Dava; hile ve inançlı işleme dayalı tapu iptal ve tescil isteğine ilişkindir.
Mahkemece; hile olgusunun sabit olduğu gerekçesiyle davanın kabulüne karar verilmiştir.
Dosya içeriği ve toplanan delillerden; davacının kayden maliki olduğu ve tüm malvarlığını oluşturan 5 parça taşınmazını tapuda satış göstermek suretiyle davalı çocuklarına temlik ettiği, kendisinden önce ölen oğlundan olma mirasçı torunlarının temlik dışı kaldığı anlaşılmaktadır.
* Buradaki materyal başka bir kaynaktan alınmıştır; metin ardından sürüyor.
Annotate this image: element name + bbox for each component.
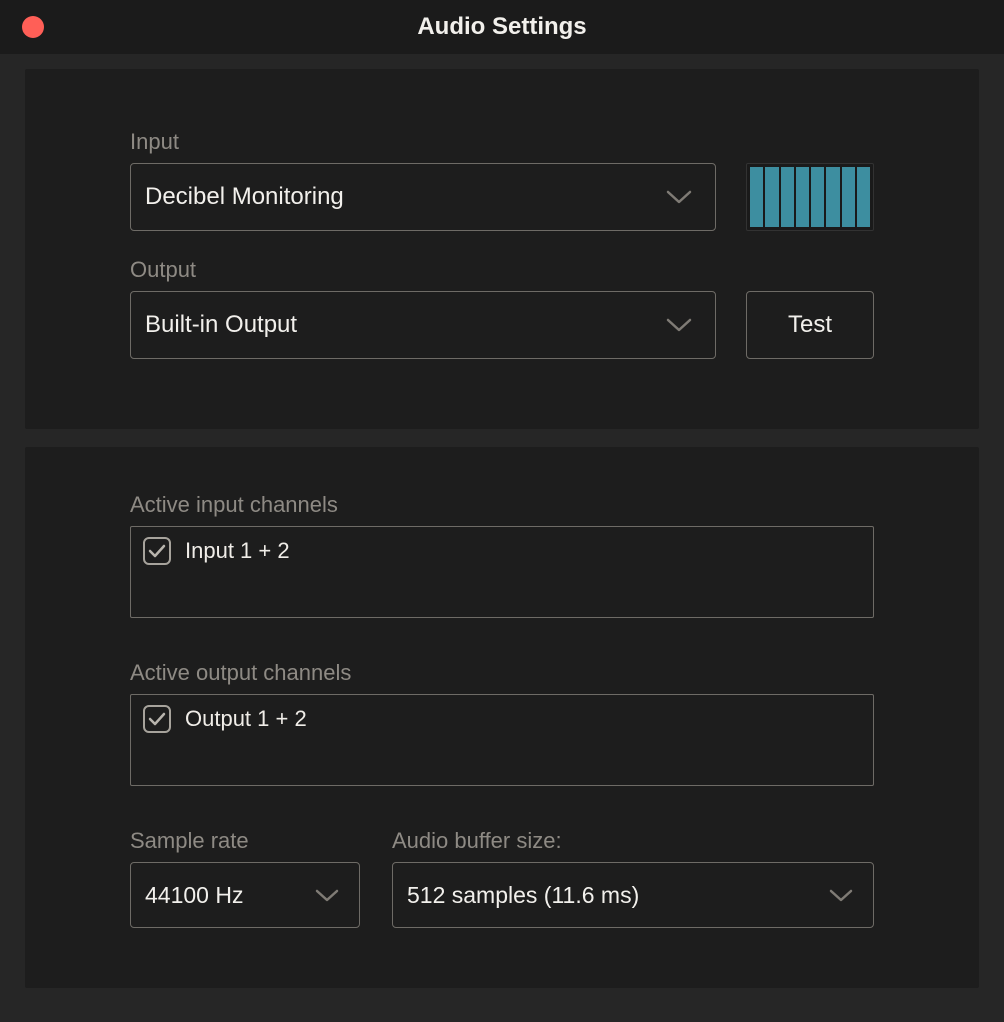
chevron-down-icon: [665, 317, 693, 333]
close-button[interactable]: [22, 16, 44, 38]
test-output-button[interactable]: Test: [746, 291, 874, 359]
chevron-down-icon: [827, 887, 855, 903]
output-channel-checkbox[interactable]: [143, 705, 171, 733]
chevron-down-icon: [313, 887, 341, 903]
input-device-select[interactable]: Decibel Monitoring: [130, 163, 716, 231]
level-bar: [796, 167, 809, 227]
buffer-size-value: 512 samples (11.6 ms): [407, 882, 639, 909]
output-device-select[interactable]: Built-in Output: [130, 291, 716, 359]
chevron-down-icon: [665, 189, 693, 205]
level-bar: [765, 167, 778, 227]
sample-rate-select[interactable]: 44100 Hz: [130, 862, 360, 928]
output-channel-label: Output 1 + 2: [185, 706, 307, 732]
output-channel-row[interactable]: Output 1 + 2: [143, 705, 861, 733]
level-bar: [826, 167, 839, 227]
buffer-size-label: Audio buffer size:: [392, 828, 874, 854]
output-device-value: Built-in Output: [145, 311, 297, 339]
level-bar: [842, 167, 855, 227]
level-bar: [750, 167, 763, 227]
io-panel: Input Decibel Monitoring Output: [25, 69, 979, 429]
level-bar: [781, 167, 794, 227]
rate-buffer-row: Sample rate 44100 Hz Audio buffer size: …: [130, 828, 874, 928]
input-channel-row[interactable]: Input 1 + 2: [143, 537, 861, 565]
level-bar: [811, 167, 824, 227]
input-device-value: Decibel Monitoring: [145, 183, 344, 211]
test-button-label: Test: [788, 311, 832, 339]
sample-rate-value: 44100 Hz: [145, 882, 243, 909]
active-input-channels-label: Active input channels: [130, 492, 874, 518]
titlebar: Audio Settings: [0, 0, 1004, 54]
sample-rate-label: Sample rate: [130, 828, 360, 854]
input-level-meter: [746, 163, 874, 231]
buffer-col: Audio buffer size: 512 samples (11.6 ms): [392, 828, 874, 928]
level-bar: [857, 167, 870, 227]
buffer-size-select[interactable]: 512 samples (11.6 ms): [392, 862, 874, 928]
sample-rate-col: Sample rate 44100 Hz: [130, 828, 360, 928]
active-output-channels-box: Output 1 + 2: [130, 694, 874, 786]
window-title: Audio Settings: [0, 13, 1004, 41]
output-row: Built-in Output Test: [130, 291, 874, 359]
input-label: Input: [130, 129, 874, 155]
active-input-channels-box: Input 1 + 2: [130, 526, 874, 618]
input-row: Decibel Monitoring: [130, 163, 874, 231]
advanced-panel: Active input channels Input 1 + 2 Active…: [25, 447, 979, 988]
output-label: Output: [130, 257, 874, 283]
content: Input Decibel Monitoring Output: [0, 54, 1004, 1008]
input-channel-checkbox[interactable]: [143, 537, 171, 565]
input-channel-label: Input 1 + 2: [185, 538, 290, 564]
active-output-channels-label: Active output channels: [130, 660, 874, 686]
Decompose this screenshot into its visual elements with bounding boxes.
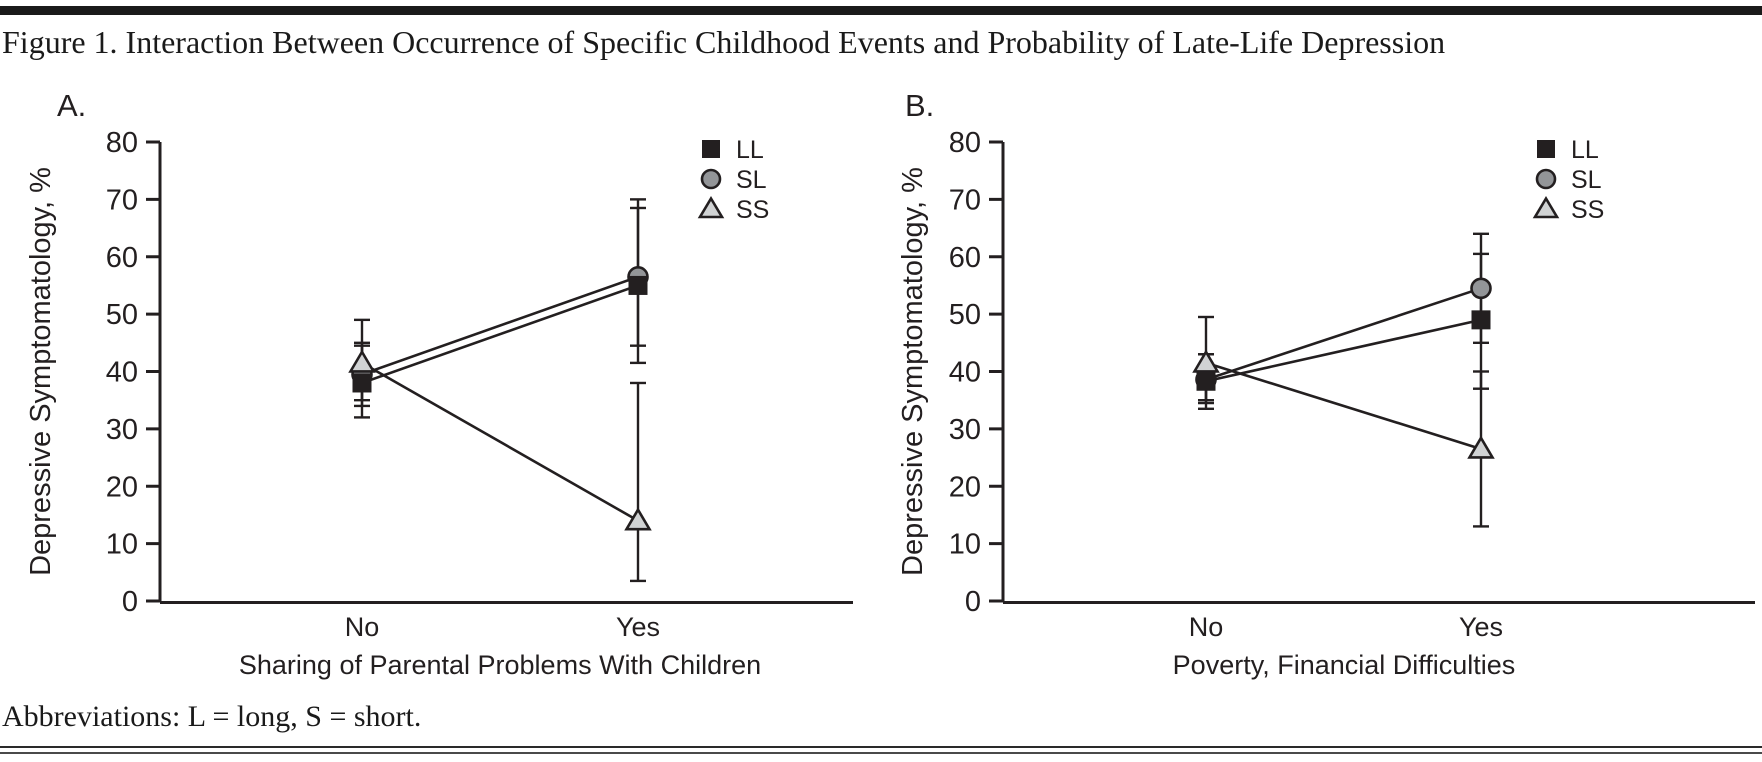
sl-series-line <box>1205 287 1482 381</box>
ll-series-line <box>361 284 639 385</box>
panel-b: B. 0 10 20 30 40 50 60 70 80 No Yes Poverty, Financi… <box>897 88 1755 680</box>
figure-canvas: A. 0 10 20 30 40 50 60 70 80 No Yes Sharing of Paren… <box>25 88 1755 680</box>
y-tick-label: 40 <box>106 357 138 389</box>
ss-series-line <box>1205 361 1482 451</box>
ss-marker-yes <box>624 507 652 531</box>
legend-ll-marker <box>702 140 720 158</box>
legend-ss-marker <box>697 195 725 219</box>
legend-ll-label: LL <box>736 136 764 164</box>
y-tick-label: 20 <box>106 471 138 503</box>
y-tick-label: 60 <box>106 242 138 274</box>
bottom-rule <box>0 746 1762 754</box>
figure-title: Figure 1. Interaction Between Occurrence… <box>2 24 1446 60</box>
y-tick-label: 50 <box>949 299 981 331</box>
y-tick-label: 0 <box>965 586 981 618</box>
y-tick-label: 50 <box>106 299 138 331</box>
sl-marker-yes <box>1470 277 1492 300</box>
error-bars <box>1198 232 1489 528</box>
abbreviations-note: Abbreviations: L = long, S = short. <box>2 700 422 733</box>
legend-sl-label: SL <box>736 166 767 194</box>
legend-ss-label: SS <box>736 196 769 224</box>
ll-marker-yes <box>1471 310 1491 330</box>
ss-marker-no <box>348 349 376 373</box>
y-axis-title: Depressive Symptomatology, % <box>25 167 57 576</box>
ll-series-line <box>1205 318 1482 383</box>
y-tick-label: 30 <box>106 414 138 446</box>
ss-series-line <box>361 361 639 522</box>
error-bars <box>354 198 646 583</box>
y-tick-label: 70 <box>106 184 138 216</box>
legend-ll-marker <box>1537 140 1555 158</box>
x-category-label: No <box>1189 612 1224 642</box>
y-tick-label: 80 <box>106 127 138 159</box>
x-axis-title: Sharing of Parental Problems With Childr… <box>239 650 761 680</box>
y-axis-title: Depressive Symptomatology, % <box>897 167 929 576</box>
x-axis-title: Poverty, Financial Difficulties <box>1173 650 1516 680</box>
legend-sl-marker <box>700 168 722 190</box>
y-tick-label: 0 <box>122 586 138 618</box>
top-rule <box>0 6 1762 15</box>
y-tick-label: 60 <box>949 242 981 274</box>
x-category-label: Yes <box>616 612 660 642</box>
y-tick-label: 70 <box>949 184 981 216</box>
y-tick-label: 10 <box>106 529 138 561</box>
panel-letter: B. <box>905 88 934 123</box>
legend-sl-label: SL <box>1571 166 1602 194</box>
ll-marker-yes <box>628 275 648 295</box>
y-tick-label: 80 <box>949 127 981 159</box>
axes <box>1001 142 1755 604</box>
y-tick-label: 40 <box>949 357 981 389</box>
legend-ll-label: LL <box>1571 136 1599 164</box>
y-tick-label: 10 <box>949 529 981 561</box>
legend-sl-marker <box>1535 168 1557 190</box>
legend-ss-marker <box>1532 195 1560 219</box>
ss-marker-yes <box>1467 435 1495 459</box>
y-tick-label: 20 <box>949 471 981 503</box>
x-category-label: Yes <box>1459 612 1503 642</box>
y-tick-label: 30 <box>949 414 981 446</box>
legend-ss-label: SS <box>1571 196 1604 224</box>
ll-marker-no <box>1196 371 1216 391</box>
sl-series-line <box>361 275 639 376</box>
ll-marker-no <box>352 373 372 393</box>
x-category-label: No <box>345 612 380 642</box>
panel-letter: A. <box>57 88 86 123</box>
ss-marker-no <box>1192 349 1220 373</box>
panel-a: A. 0 10 20 30 40 50 60 70 80 No Yes Sharing of Paren… <box>25 88 853 680</box>
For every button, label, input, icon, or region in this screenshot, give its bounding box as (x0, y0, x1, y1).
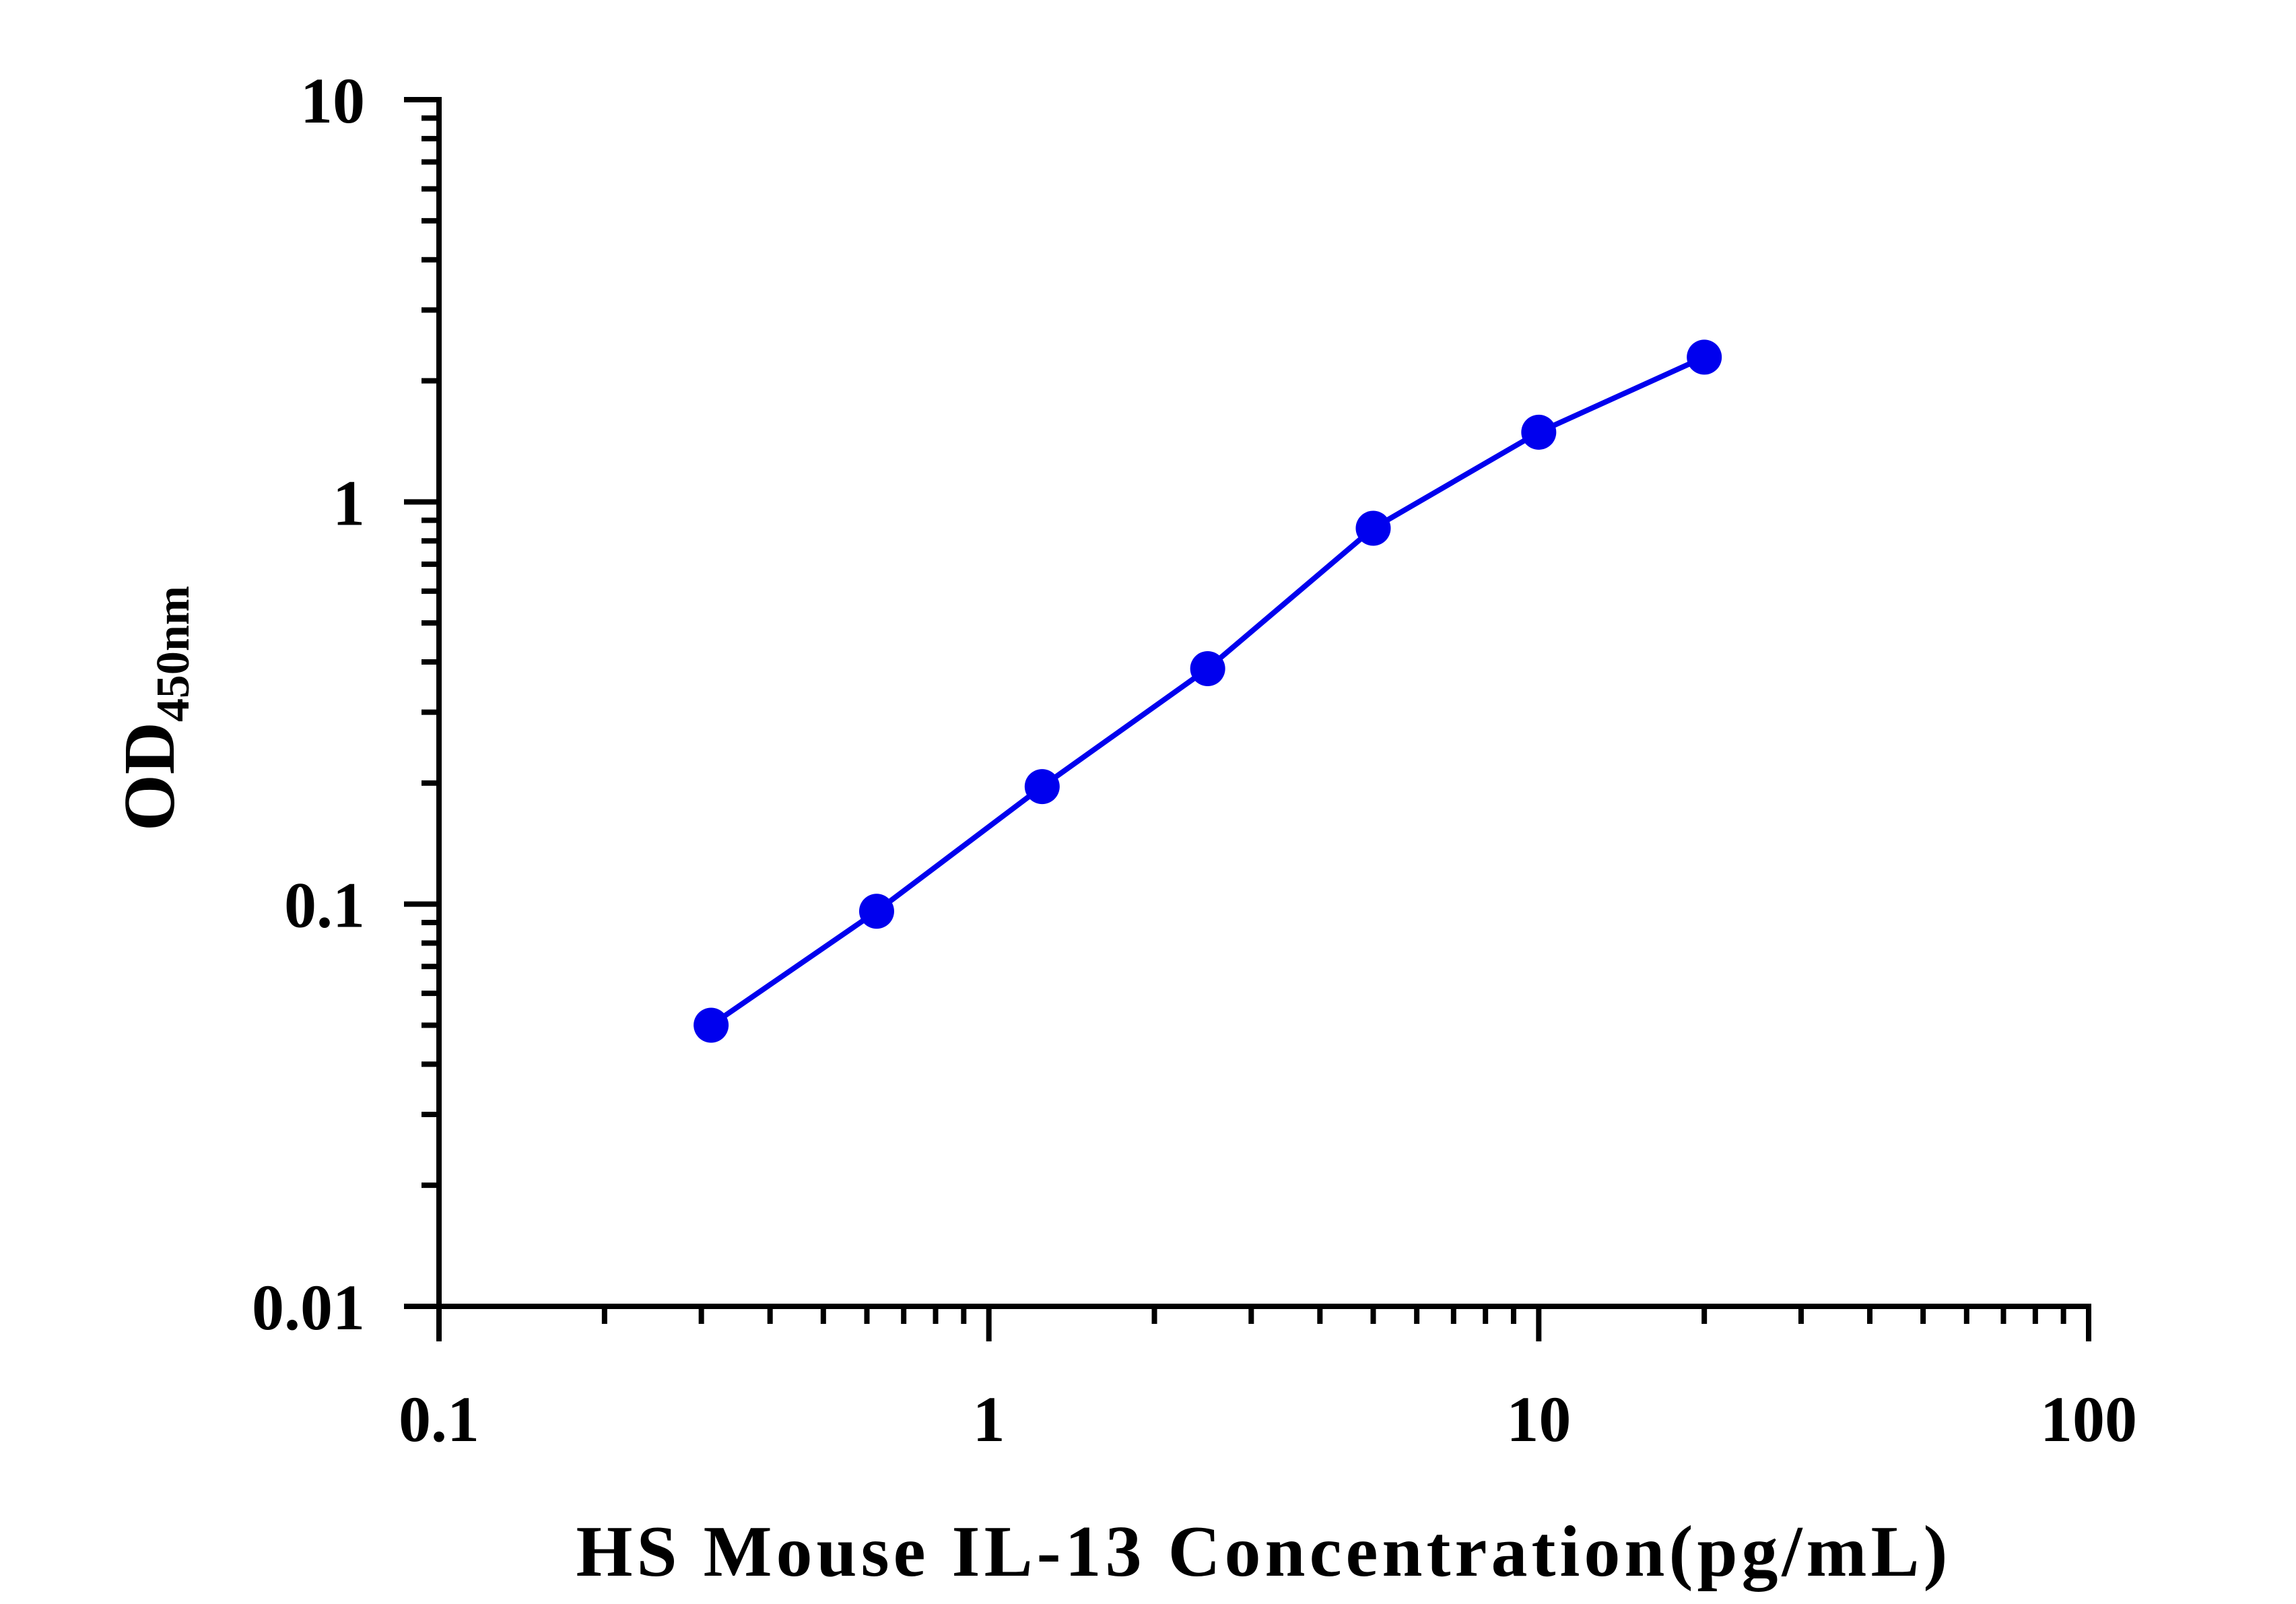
x-tick-label: 0.1 (399, 1383, 479, 1455)
y-tick-label: 10 (300, 65, 365, 137)
data-point (1521, 414, 1557, 450)
x-tick-label: 100 (2040, 1383, 2137, 1455)
y-axis-title-subscript: 450nm (147, 586, 199, 722)
y-tick-label: 0.1 (284, 869, 365, 941)
y-axis-title-main: OD (110, 722, 190, 831)
y-axis-tick-labels: 0.01 0.1 1 10 (252, 65, 365, 1343)
series-line (709, 354, 1706, 1028)
y-tick-label: 1 (333, 467, 365, 539)
data-point (1190, 650, 1225, 686)
x-tick-label: 1 (973, 1383, 1005, 1455)
y-axis-title: OD450nm (110, 586, 199, 831)
data-point (1355, 510, 1391, 546)
y-tick-label: 0.01 (252, 1271, 365, 1343)
y-axis-ticks (404, 97, 439, 1309)
series-layer (694, 339, 1722, 1043)
data-point (1687, 339, 1722, 375)
x-axis-ticks (436, 1306, 2091, 1341)
x-axis-tick-labels: 0.1 1 10 100 (399, 1383, 2137, 1455)
data-point (694, 1007, 729, 1043)
x-tick-label: 10 (1506, 1383, 1571, 1455)
data-point (1024, 769, 1060, 805)
data-point (858, 894, 894, 929)
plot-area: 0.01 0.1 1 10 0.1 1 10 100 (252, 65, 2137, 1455)
x-axis-title: HS Mouse IL-13 Concentration(pg/mL) (576, 1512, 1952, 1592)
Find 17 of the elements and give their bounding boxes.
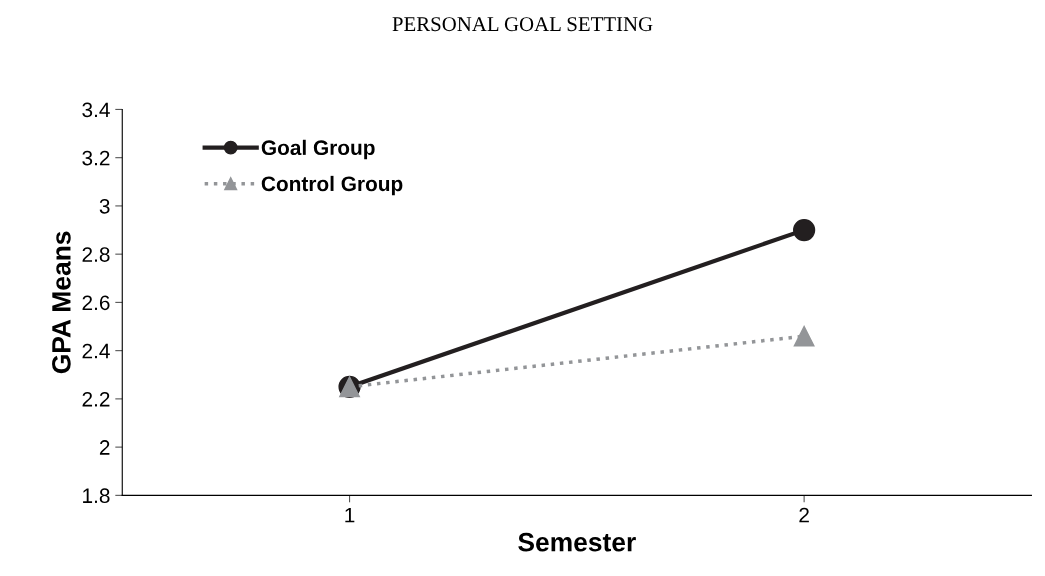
y-tick-label: 3.2 bbox=[82, 150, 110, 166]
legend-label: Control Group bbox=[261, 175, 403, 196]
y-tick-label: 2 bbox=[99, 440, 110, 455]
y-tick-label: 3 bbox=[99, 198, 110, 214]
y-axis-title: GPA Means bbox=[52, 231, 71, 374]
y-tick-label: 2.2 bbox=[82, 391, 110, 407]
y-tick-label: 2.4 bbox=[82, 343, 110, 359]
legend-label: Goal Group bbox=[261, 139, 375, 160]
chart-title: PERSONAL GOAL SETTING bbox=[392, 17, 653, 32]
x-axis-title: Semester bbox=[518, 532, 636, 552]
y-tick-label: 2.6 bbox=[82, 295, 110, 311]
point bbox=[793, 218, 816, 242]
x-tick-label: 1 bbox=[345, 507, 355, 523]
y-tick-label: 1.8 bbox=[83, 488, 110, 504]
y-tick-label: 3.4 bbox=[82, 102, 110, 118]
point bbox=[793, 325, 815, 347]
y-tick-label: 2.8 bbox=[82, 247, 110, 262]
Davacı, ilk eşinin 17/07/2006 tarihinde ölümü üzerine, 76 yaşında iken Azerbaycan uyruklu bir kadınla ikinci evliliğini yaptığını, resmi nikah öncesi bir süre birlikte yaşadıklarını ancak davalı olan çocuklarının miras malının paylaşılması endişesi ile evliliğe karşı çıktıklarını, "hileli yollarla bakmak, yardımcı olmak, ilgilenmek ve istenildiğinde iade etmek vaadiyle " resmi nikahtan önce tüm malvarlığının gerçek değerinin çok altında bir bedelle satış göstermek suretiyle adlarına tescili sağladıklarını, davacının kendisinden önce ölen oğlundan olma torunlarının temlik dışı kaldığını, miras haklarının ihlal edildiğini, başkaca mal varlığının olmadığını, satış iradesi olmayıp tekrar iade edileceği inancıyla temlik ettiğini ileri sürerek eldeki davayı açmıştır.
İddianın içeriğinden ve ileri sürülüş biçiminden; davadaki iddianın hile hukuksal nedenine değil taraf muvazaası hukuksal nedenine dayalı olduğu sonucuna varılmaktadır.
Bilindiği üzere ; inanç sözleşmesi, inananla inanılan arasında yapılan , onların hak ve borçlarını belirleyen, inançlı muamelenin sona erme sebeplerini ve devredilen hakkın, inanılan tarafından inanana geri verme (iade) şartlarını içeren borçlandırıcı bir muameledir. Bu sözleşme, taraflarının hak ve borçlarını kapsayan bağımsız bir akit olup, alacak ve mülkiyetin naklinin hukuki sebebini teşkil eder.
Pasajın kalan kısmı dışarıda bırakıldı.